Book Review: The Ragthorn by Robert Holdstock and Garry Kilworth

“An absolutely necessary read for anyone with even the slightest interest in the fantastic or the macabre.”

The_Ragthorn_Cover_FinalThis collaboration between two of Britain’s finest fantasy and horror authors, Kilworth and Holdstock, has long been hard to find: now, courtesy of Infinity Plus, it’s available as an ebook.

Holdstock’s roots were in science fiction, but he’s chiefly remembered for his Mythago Wood cycle of novels, which drew on the rich folklore of the British Isles; his gift for uniting the fantastic and the everyday was what made the stories so memorable and vivid. Kilworth is a master storyteller, in the old sense of the word: he can bring a setting and its characters to immediate life, and hold the reader’s attention, no matter what bizarre twists and turns the tale takes. And, like Holdstock, his fiction thrives in the English landscape – although it’s pretty damned healthy in other climes, too, as The Ragthorn shows.

Outside a lonely cottage on a Yorkshire moor stands a strange tree; a tree that may be found nowhere else in the world. In the lintel above the cottage’s door is a stone with cuneiform lettering on it. Together they may hold the key to eternal life – or to something worse than death. The tree is called the ragthorn.

Dr Alexander inherits the cottage and discovers the cuneiform lettering; he traces it back to modern-day Iraq, and the site of an ancient Babylonian temple. A tablet containing a missing segment of the Epic Of Gilgamesh tells of a tree that restores lost youth and conquers death. As Alexander investigates further, he discovers that this tree is in fact the ragthorn; over the centuries the knowledge of it has been expunged from the record, but hints and clues remain for those who know where to look. When illness threatens to shorten his life, Alexander looks to the ragthorn for his only hope of survival, but he must reconstruct the necessary ritual exactly and follow it to the letter: the slightest error may lead to his soul being trapped within the tree forever.

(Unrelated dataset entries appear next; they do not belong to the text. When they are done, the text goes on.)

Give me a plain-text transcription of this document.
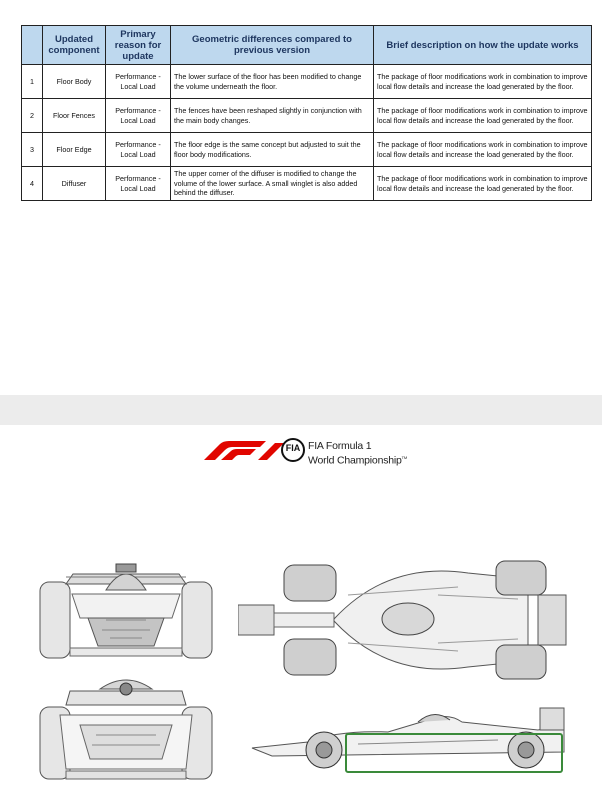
	Updated component	Primary reason for update	Geometric differences compared to previous version	Brief description on how the update works
1	Floor Body	Performance - Local Load	The lower surface of the floor has been modified to change the volume underneath the floor.	The package of floor modifications work in combination to improve local flow details and increase the load generated by the floor.
2	Floor Fences	Performance - Local Load	The fences have been reshaped slightly in conjunction with the main body changes.	The package of floor modifications work in combination to improve local flow details and increase the load generated by the floor.
3	Floor Edge	Performance - Local Load	The floor edge is the same concept but adjusted to suit the floor body modifications.	The package of floor modifications work in combination to improve local flow details and increase the load generated by the floor.
4	Diffuser	Performance - Local Load	The upper corner of the diffuser is modified to change the volume of the lower surface. A small winglet is also added behind the diffuser.	The package of floor modifications work in combination to improve local flow details and increase the load generated by the floor.
FIA FIA Formula 1
World Championship™
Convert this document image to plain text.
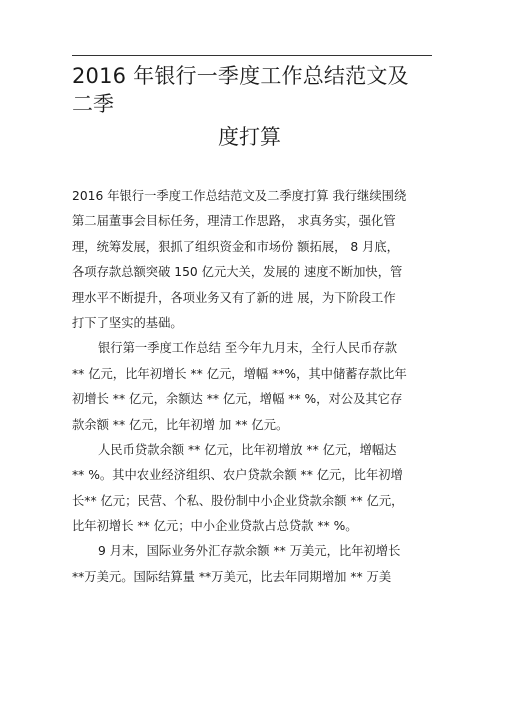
2016 年银行一季度工作总结范文及
二季
度打算
2016 年银行一季度工作总结范文及二季度打算 我行继续围绕
第二届董事会目标任务，理清工作思路， 求真务实，强化管
理，统筹发展，狠抓了组织资金和市场份 额拓展， 8 月底，
各项存款总额突破 150 亿元大关，发展的 速度不断加快，管
理水平不断提升，各项业务又有了新的进 展，为下阶段工作
打下了坚实的基础。
银行第一季度工作总结 至今年九月末，全行人民币存款
** 亿元，比年初增长 ** 亿元，增幅 **%，其中储蓄存款比年
初增长 ** 亿元，余额达 ** 亿元，增幅 ** %，对公及其它存
款余额 ** 亿元，比年初增 加 ** 亿元。
人民币贷款余额 ** 亿元，比年初增放 ** 亿元，增幅达
** %。其中农业经济组织、农户贷款余额 ** 亿元，比年初增
长** 亿元；民营、个私、股份制中小企业贷款余额 ** 亿元，
比年初增长 ** 亿元；中小企业贷款占总贷款 ** %。
9 月末，国际业务外汇存款余额 ** 万美元，比年初增长
**万美元。国际结算量 **万美元，比去年同期增加 ** 万美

The Ragthorn won the 1992 British Fantasy Award for Best Novella, and it isn’t hard to see why. Like many great ideas, the story’s premise has an elegant and enviable simplicity: it’s the kind of tale no writer can read without thinking ‘Why the hell didn’t anyone think of this before? Hell, why didn’t I?”

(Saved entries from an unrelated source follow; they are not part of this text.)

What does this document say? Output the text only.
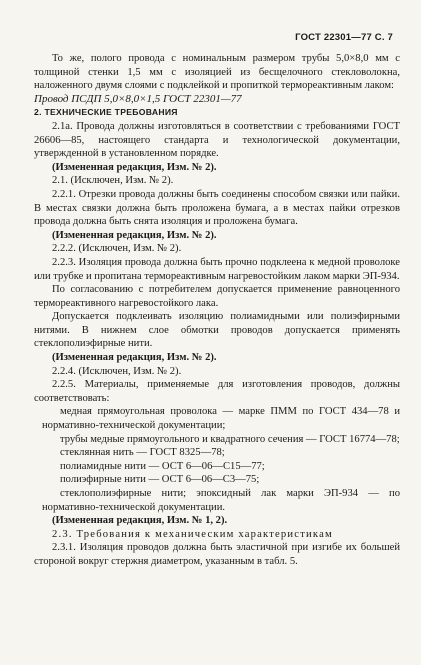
ГОСТ 22301—77 С. 7

То же, полого провода с номинальным размером трубы 5,0×8,0 мм с толщиной стенки 1,5 мм с изоляцией из бесщелочного стекловолокна, наложенного двумя слоями с подклейкой и пропиткой термореактивным лаком:

Провод ПСДП 5,0×8,0×1,5 ГОСТ 22301—77

2. ТЕХНИЧЕСКИЕ ТРЕБОВАНИЯ

2.1а. Провода должны изготовляться в соответствии с требованиями ГОСТ 26606—85, настоящего стандарта и технологической документации, утвержденной в установленном порядке.

(Измененная редакция, Изм. № 2).

2.1. (Исключен, Изм. № 2).

2.2.1. Отрезки провода должны быть соединены способом связки или пайки. В местах связки должна быть проложена бумага, а в местах пайки отрезков провода должна быть снята изоляция и проложена бумага.

(Измененная редакция, Изм. № 2).

2.2.2. (Исключен, Изм. № 2).

2.2.3. Изоляция провода должна быть прочно подклеена к медной проволоке или трубке и пропитана термореактивным нагревостойким лаком марки ЭП-934.

По согласованию с потребителем допускается применение равноценного термореактивного нагревостойкого лака.

Допускается подклеивать изоляцию полиамидными или полиэфирными нитями. В нижнем слое обмотки проводов допускается применять стеклополиэфирные нити.

(Измененная редакция, Изм. № 2).

2.2.4. (Исключен, Изм. № 2).

2.2.5. Материалы, применяемые для изготовления проводов, должны соответствовать:

медная прямоугольная проволока — марке ПММ по ГОСТ 434—78 и нормативно-технической документации;

трубы медные прямоугольного и квадратного сечения — ГОСТ 16774—78;

стеклянная нить — ГОСТ 8325—78;

полиамидные нити — ОСТ 6—06—С15—77;

полиэфирные нити — ОСТ 6—06—С3—75;

стеклополиэфирные нити; эпоксидный лак марки ЭП-934 — по нормативно-технической документации.

(Измененная редакция, Изм. № 1, 2).

2.3. Требования к механическим характеристикам

2.3.1. Изоляция проводов должна быть эластичной при изгибе их большей стороной вокруг стержня диаметром, указанным в табл. 5.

As ever, though, the proof of the pudding is in the execution, and Holdstock and Kilworth never disappoint. The spell they weave is utterly convincing; the sense of place, from the Mesopotamian plain to the bleak Yorkshire moorland, is perfectly evoked.

Another of the novella’s particular charms is the evocation of classic English literature, from Chaucer to Shakespeare, to provide evidence of the ragthorn myth and clues as to its application. It’s beautifully done, deepening the sense that we are lifting the lid on history to see something that was always with us, only just out of sight. And it comes full circle with a verse by John Betjeman, absorbing the events of the story into the cycle of myth and legend that Alexander has drawn on throughout the narrative in a chilling conclusion that will stay with you long after the last line is read.

The ebook is, frankly, well worth the asking price for The Ragthorn alone, but there are welcome bonuses in the shape of a story from each author. Kilworth’s tale, The Fabulous Beast, takes David Wilkins, a minor character from The Ragthorn, as its protagonist. Like Dr Alexander, he is drawn to investigate an ancient myth (in this case that of a mysterious creature that serves as the primal mother of other mythical beasts) only to discover that it holds a grain of truth. In The Fabulous Beast, however, terror plays second fiddle to wonder – at least until the final paragraph and its implications. (Like The Ragthorn, the central relationship in the story is a borderline homo-erotic one between the narrator and a working-class rural labourer whose aid he enlists in his project.)

Holdstock’s own contribution, The Charisma Trees, shares a different thematic connection with the novella: again we have trees whose peculiar biology gives them fantastical properties – in this case the ability to incorporate human DNA and express the personality traits of national leaders, artists and other public figures. The tone here is decidedly more humorous, incorporating sly satire and good-natured ribbings of Holdstock’s contemporaries, with a dash of time travel thrown in. It adds a nice touch of variety to this mini-collection.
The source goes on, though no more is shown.